Since I had a rough idea of the distance in which the lines were likely to occur (by testing), I could experience with a blend of both solutions. I created a rough buffer (1m) around my point and filtered the lines intersecting with it. I then calculated the minimum distance for only those lines to select my winner.
  def getClosestLine(point_geom):   
   mind = {}   
   buf_size = 1  
   buf = geom.Buffer(buf_size)  
   intersecting = [ x for x in line_geoms if x.Intersect(buf) ]  
   for i in intersecting:   
    d = point_geom.Distance(i)   
    mind[d] = i  
   return mind[min(mind.keys()]   

This was largely efficient for the tens of thousands of points and lines I had to relate. It kept me away from the coffee machine during testing and got me the bad eye from the Oracle boys too stubborn to learn something new and less expensive. Just kidding, the bad eye wasn't directed towards me - it's just the glum stare you get when working too long with bad software! Ha ha

Tuesday, December 27, 2011

Connecting to Oracle Spatial using OGR and Python

Let there be no mistake: Oracle sucks. It's a bloated hog that wades slowly through the corrupt data morasses of corpocracy. But sometimes, as an aloof mercenary to the corporate beast in the field of GIS, you have to swallow your contempt and do that for which you are paid: solve problems. Think of yourself as Mr Wolf: composed, BS-repellent and efficient, with an unexpected inclination for the finer things in life (after the job's done).

I installed the latest mainline OSGeo4W with all the libs and command-line tools (well, at a minimum, a custom install with with python, gdal and oracle drivers. The oracle drivers (OCI) are not installed by default). Version of python is 2.5 and GDAL 1.8. Dropped a cx_Oracle library in the install folder in order to perform some classical database operations on the Oracle server (10G R2). Then I started scripting.
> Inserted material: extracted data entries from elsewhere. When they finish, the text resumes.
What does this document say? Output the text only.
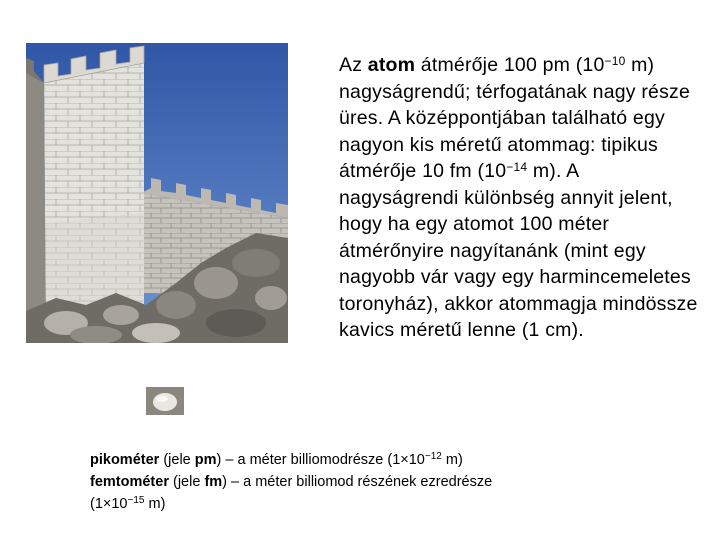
Az atom átmérője 100 pm ($10^{-10}$ m) nagyságrendű; térfogatának nagy része üres. A középpontjában található egy nagyon kis méretű atommag: tipikus átmérője 10 fm ($10^{-14}$ m). A nagyságrendi különbség annyit jelent, hogy ha egy atomot 100 méter átmérőnyire nagyítanánk (mint egy nagyobb vár vagy egy harmincemeletes toronyház), akkor atommagja mindössze kavics méretű lenne (1 cm).
pikométer (jele pm) – a méter billiomodrésze ($1\times 10^{-12}$ m)
femtométer (jele fm) – a méter billiomod részének ezredrésze
($1\times 10^{-15}$ m)
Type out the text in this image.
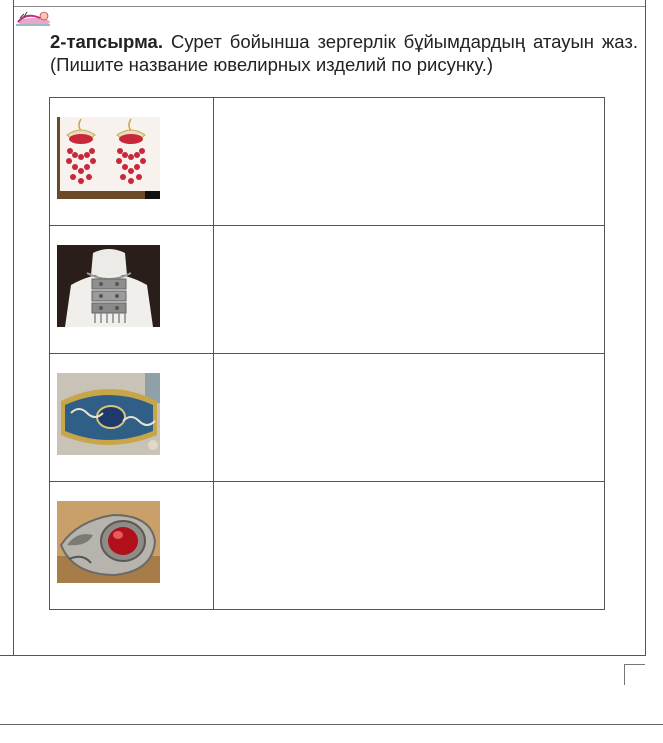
2-тапсырма. Сурет бойынша зергерлік бұйымдардың атауын жаз. (Пишите название ювелирных изделий по рисунку.)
The OGR OCI driver has several issues, the two main of which: its connection string syntax is a mess and it doesn't support schema's. If I were an altruistic guy I'd delve into the code and arrange this for my fellow coders. But I'm a profiteering bastard in a hurry, lacking time and (most of all) a decent development enviroment (I'm a UNIX man stuck in a Windows suit). So I need quick workarounds.

A connection string that works for OGR (Python 2.5):
 ds_str = "OCI:%s/%s@localhost/database:%s" % (user,passwd,tablename)  #getting directly the table

A connection string that works for cx_Oracle (5.1 with Python 2.5):
 ds_str = "%s/%s@localhost/database" % (user,passwd)  
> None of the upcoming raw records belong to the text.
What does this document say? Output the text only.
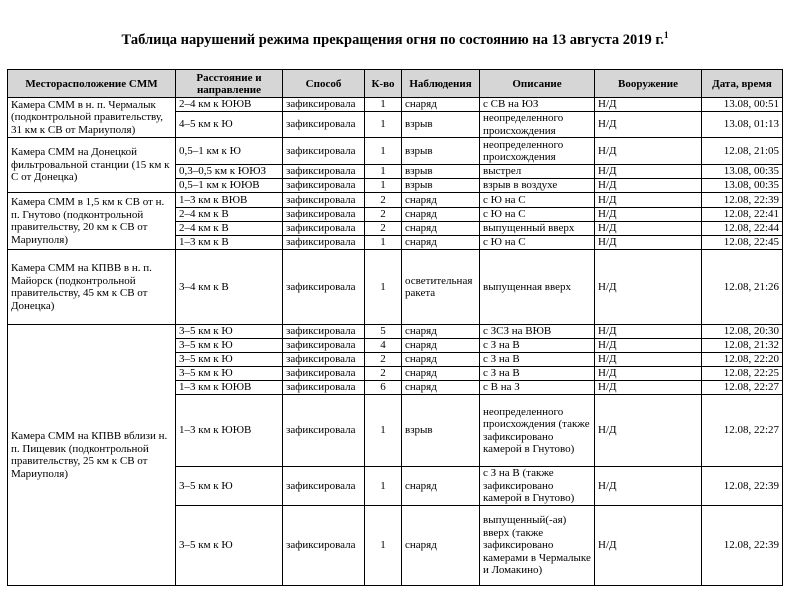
Таблица нарушений режима прекращения огня по состоянию на 13 августа 2019 г.$^1$
Месторасположение СММ	Расстояние и направление	Способ	К-во	Наблюдения	Описание	Вооружение	Дата, время
Камера СММ в н. п. Чермалык (подконтрольной правительству, 31 км к СВ от Мариуполя)	2–4 км к ЮЮВ	зафиксировала	1	снаряд	с СВ на ЮЗ	Н/Д	13.08, 00:51
	4–5 км к Ю	зафиксировала	1	взрыв	неопределенного происхождения	Н/Д	13.08, 01:13
Камера СММ на Донецкой фильтровальной станции (15 км к С от Донецка)	0,5–1 км к Ю	зафиксировала	1	взрыв	неопределенного происхождения	Н/Д	12.08, 21:05
	0,3–0,5 км к ЮЮЗ	зафиксировала	1	взрыв	выстрел	Н/Д	13.08, 00:35
	0,5–1 км к ЮЮВ	зафиксировала	1	взрыв	взрыв в воздухе	Н/Д	13.08, 00:35
Камера СММ в 1,5 км к СВ от н. п. Гнутово (подконтрольной правительству, 20 км к СВ от Мариуполя)	1–3 км к ВЮВ	зафиксировала	2	снаряд	с Ю на С	Н/Д	12.08, 22:39
	2–4 км к В	зафиксировала	2	снаряд	с Ю на С	Н/Д	12.08, 22:41
	2–4 км к В	зафиксировала	2	снаряд	выпущенный вверх	Н/Д	12.08, 22:44
	1–3 км к В	зафиксировала	1	снаряд	с Ю на С	Н/Д	12.08, 22:45
Камера СММ на КПВВ в н. п. Майорск (подконтрольной правительству, 45 км к СВ от Донецка)	3–4 км к В	зафиксировала	1	осветительная ракета	выпущенная вверх	Н/Д	12.08, 21:26
Камера СММ на КПВВ вблизи н. п. Пищевик (подконтрольной правительству, 25 км к СВ от Мариуполя)	3–5 км к Ю	зафиксировала	5	снаряд	с ЗСЗ на ВЮВ	Н/Д	12.08, 20:30
	3–5 км к Ю	зафиксировала	4	снаряд	с З на В	Н/Д	12.08, 21:32
	3–5 км к Ю	зафиксировала	2	снаряд	с З на В	Н/Д	12.08, 22:20
	3–5 км к Ю	зафиксировала	2	снаряд	с З на В	Н/Д	12.08, 22:25
	1–3 км к ЮЮВ	зафиксировала	6	снаряд	с В на З	Н/Д	12.08, 22:27
	1–3 км к ЮЮВ	зафиксировала	1	взрыв	неопределенного происхождения (также зафиксировано камерой в Гнутово)	Н/Д	12.08, 22:27
	3–5 км к Ю	зафиксировала	1	снаряд	с З на В (также зафиксировано камерой в Гнутово)	Н/Д	12.08, 22:39
	3–5 км к Ю	зафиксировала	1	снаряд	выпущенный(-ая) вверх (также зафиксировано камерами в Чермалыке и Ломакино)	Н/Д	12.08, 22:39
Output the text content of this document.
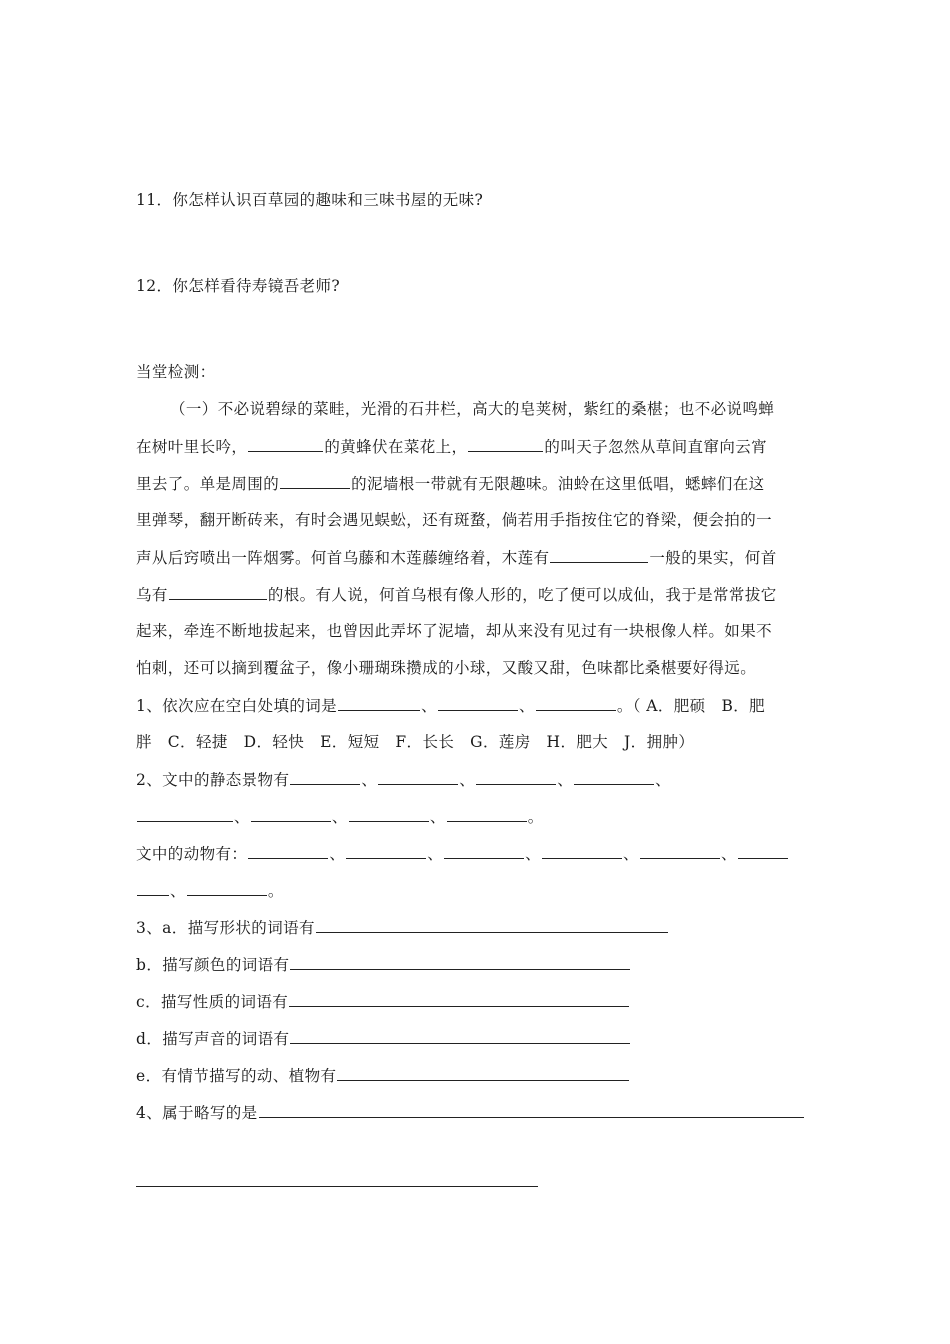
11．你怎样认识百草园的趣味和三味书屋的无味?
12．你怎样看待寿镜吾老师?
当堂检测：
（一）不必说碧绿的菜畦，光滑的石井栏，高大的皂荚树，紫红的桑椹；也不必说鸣蝉
在树叶里长吟，	的黄蜂伏在菜花上，	的叫天子忽然从草间直窜向云宵
里去了。单是周围的	的泥墙根一带就有无限趣味。油蛉在这里低唱，蟋蟀们在这
里弹琴，翻开断砖来，有时会遇见蜈蚣，还有斑蝥，倘若用手指按住它的脊梁，便会拍的一
声从后窍喷出一阵烟雾。何首乌藤和木莲藤缠络着，木莲有	一般的果实，何首
乌有	的根。有人说，何首乌根有像人形的，吃了便可以成仙，我于是常常拔它
起来，牵连不断地拔起来，也曾因此弄坏了泥墙，却从来没有见过有一块根像人样。如果不
怕刺，还可以摘到覆盆子，像小珊瑚珠攒成的小球，又酸又甜，色味都比桑椹要好得远。
1、依次应在空白处填的词是	、	、	。（ A．肥硕　B．肥
胖　C．轻捷　D．轻快　E．短短　F．长长　G．莲房　H．肥大　J．拥肿）
2、文中的静态景物有	、	、	、	、
、	、	、	。
文中的动物有：	、	、	、	、	、
、	。
3、a．描写形状的词语有
b．描写颜色的词语有
c．描写性质的词语有
d．描写声音的词语有
e．有情节描写的动、植物有
4、属于略写的是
Intrerestingly, using cx_Oracle (5.1.1) in Python 2.7 you don't need to speciy the host, just doing this:
 ds_str = "%s/%s@database" % (user,passwd)  

Another (minor) caveat: the Python driver won't accept that you specify, on connection, a username and password that are identical. If you're working, like myself, in a environment where this can occur, give the account temporarily a different password (no quotes for either user name or password).
 alter user user_name identified by new_password;  

After this, you can finally start talking to your server and manipulating your data and geometries in a decent way - using python and OGR.